Title: More Happy Than Not
Author: Adam Silvera
Publisher: Soho Teen
Pub Date: April 26, 2016
Genre(s): YA, Contemporary, LGBT, Science Fiction
Goodreads || Buy on Amazon
Synopsis from Goodreads:
In the months after his father’s suicide, it’s been tough for sixteen-year-old Aaron Soto to find happiness again—but he’s still gunning for it. With the support of his girlfriend Genevieve and his overworked mom, he’s slowly remembering what that might feel like. But grief and the smile-shaped scar on his wrist prevent him from forgetting completely.
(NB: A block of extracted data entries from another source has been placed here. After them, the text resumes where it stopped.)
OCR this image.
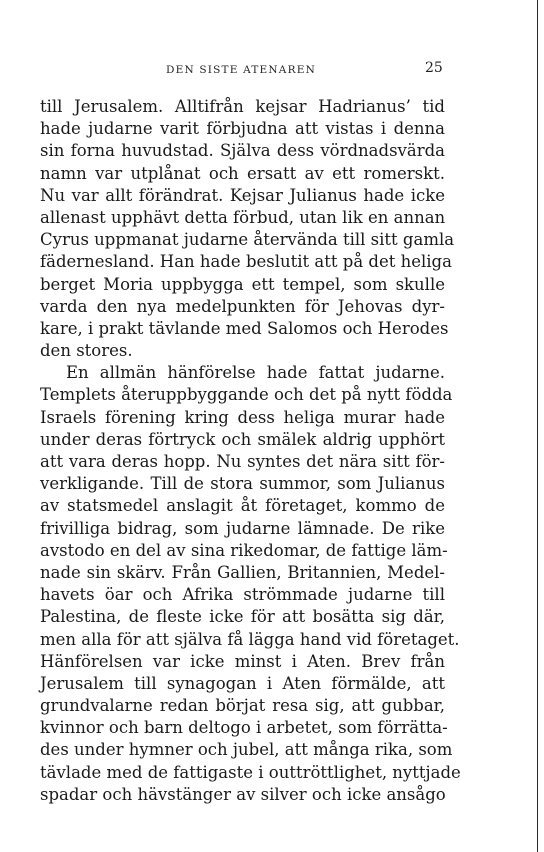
DEN SISTE ATENAREN	25
till Jerusalem. Alltifrån kejsar Hadrianus’ tid
hade judarne varit förbjudna att vistas i denna
sin forna huvudstad. Själva dess vördnadsvärda
namn var utplånat och ersatt av ett romerskt.
Nu var allt förändrat. Kejsar Julianus hade icke
allenast upphävt detta förbud, utan lik en annan
Cyrus uppmanat judarne återvända till sitt gamla
fädernesland. Han hade beslutit att på det heliga
berget Moria uppbygga ett tempel, som skulle
varda den nya medelpunkten för Jehovas dyr-
kare, i prakt tävlande med Salomos och Herodes
den stores.
En allmän hänförelse hade fattat judarne.
Templets återuppbyggande och det på nytt födda
Israels förening kring dess heliga murar hade
under deras förtryck och smälek aldrig upphört
att vara deras hopp. Nu syntes det nära sitt för-
verkligande. Till de stora summor, som Julianus
av statsmedel anslagit åt företaget, kommo de
frivilliga bidrag, som judarne lämnade. De rike
avstodo en del av sina rikedomar, de fattige läm-
nade sin skärv. Från Gallien, Britannien, Medel-
havets öar och Afrika strömmade judarne till
Palestina, de fleste icke för att bosätta sig där,
men alla för att själva få lägga hand vid företaget.
Hänförelsen var icke minst i Aten. Brev från
Jerusalem till synagogan i Aten förmälde, att
grundvalarne redan börjat resa sig, att gubbar,
kvinnor och barn deltogo i arbetet, som förrätta-
des under hymner och jubel, att många rika, som
tävlade med de fattigaste i outtröttlighet, nyttjade
spadar och hävstänger av silver och icke ansågo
When Genevieve leaves for a couple of weeks, Aaron spends all his time hanging out with this new guy, Thomas. Aaron’s crew notices, and they’re not exactly thrilled. But Aaron can’t deny the happiness Thomas brings or how Thomas makes him feel safe from himself, despite the tensions their friendship is stirring with his girlfriend and friends. Since Aaron can’t stay away from Thomas or turn off his newfound feelings for him, he considers turning to the Leteo Institute’s revolutionary memory-alteration procedure to straighten himself out, even if it means forgetting who he truly is.
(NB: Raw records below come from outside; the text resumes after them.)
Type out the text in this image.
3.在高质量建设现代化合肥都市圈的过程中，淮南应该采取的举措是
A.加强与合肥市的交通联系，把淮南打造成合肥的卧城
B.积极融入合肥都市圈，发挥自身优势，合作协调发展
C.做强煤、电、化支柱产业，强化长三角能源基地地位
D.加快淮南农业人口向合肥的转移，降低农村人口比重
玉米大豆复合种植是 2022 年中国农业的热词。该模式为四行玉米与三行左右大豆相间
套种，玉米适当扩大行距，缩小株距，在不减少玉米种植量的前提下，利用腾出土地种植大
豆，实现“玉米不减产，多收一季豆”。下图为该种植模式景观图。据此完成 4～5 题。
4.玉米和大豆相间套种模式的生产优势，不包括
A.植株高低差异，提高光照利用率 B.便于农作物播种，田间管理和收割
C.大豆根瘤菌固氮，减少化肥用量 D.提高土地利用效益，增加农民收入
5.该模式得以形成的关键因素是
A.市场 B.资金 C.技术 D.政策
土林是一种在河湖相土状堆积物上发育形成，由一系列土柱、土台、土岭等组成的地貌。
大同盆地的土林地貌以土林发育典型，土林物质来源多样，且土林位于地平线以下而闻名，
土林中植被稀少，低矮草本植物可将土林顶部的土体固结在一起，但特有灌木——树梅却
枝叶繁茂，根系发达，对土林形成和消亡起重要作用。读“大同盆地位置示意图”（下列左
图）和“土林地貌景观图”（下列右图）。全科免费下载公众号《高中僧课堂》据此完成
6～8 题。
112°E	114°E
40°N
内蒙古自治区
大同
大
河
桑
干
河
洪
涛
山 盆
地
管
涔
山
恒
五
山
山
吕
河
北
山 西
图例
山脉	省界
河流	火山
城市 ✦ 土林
Why does happiness have to be so hard?
“It’s okay how some stories leave off without an ending. Life doesn’t always deliver the one you would expect.”
I devoured this book in one sitting. I felt the same way I did while I was reading Aristotle and Dante Discover the Secrets of the Universe. I was consumed by the story. It’s so real and raw and heartbreaking. I love how even the “Science Fiction” part of this novel is so plausible. You won’t even realize that you’re reading sci-fi.
It was also a lot darker than I thought it would be. I found myself finishing the book and feeling quite detached, hopeless, and tired. But I consider those good things because it means I invested myself in the story, and into the characters. Or maybe this is just exhaustion talking.
More Happy Than Not has all the makings of a 5-star read, but something else was missing and I just can’t put my finger on it. I highly recommend this book. It’s definitely one of my favourites of 2016 (so far).
This review is purposely vague because of potential spoilers. The plot twist isn’t too crazy but you’ll enjoy the book a lot more if you go into the story blind like I did.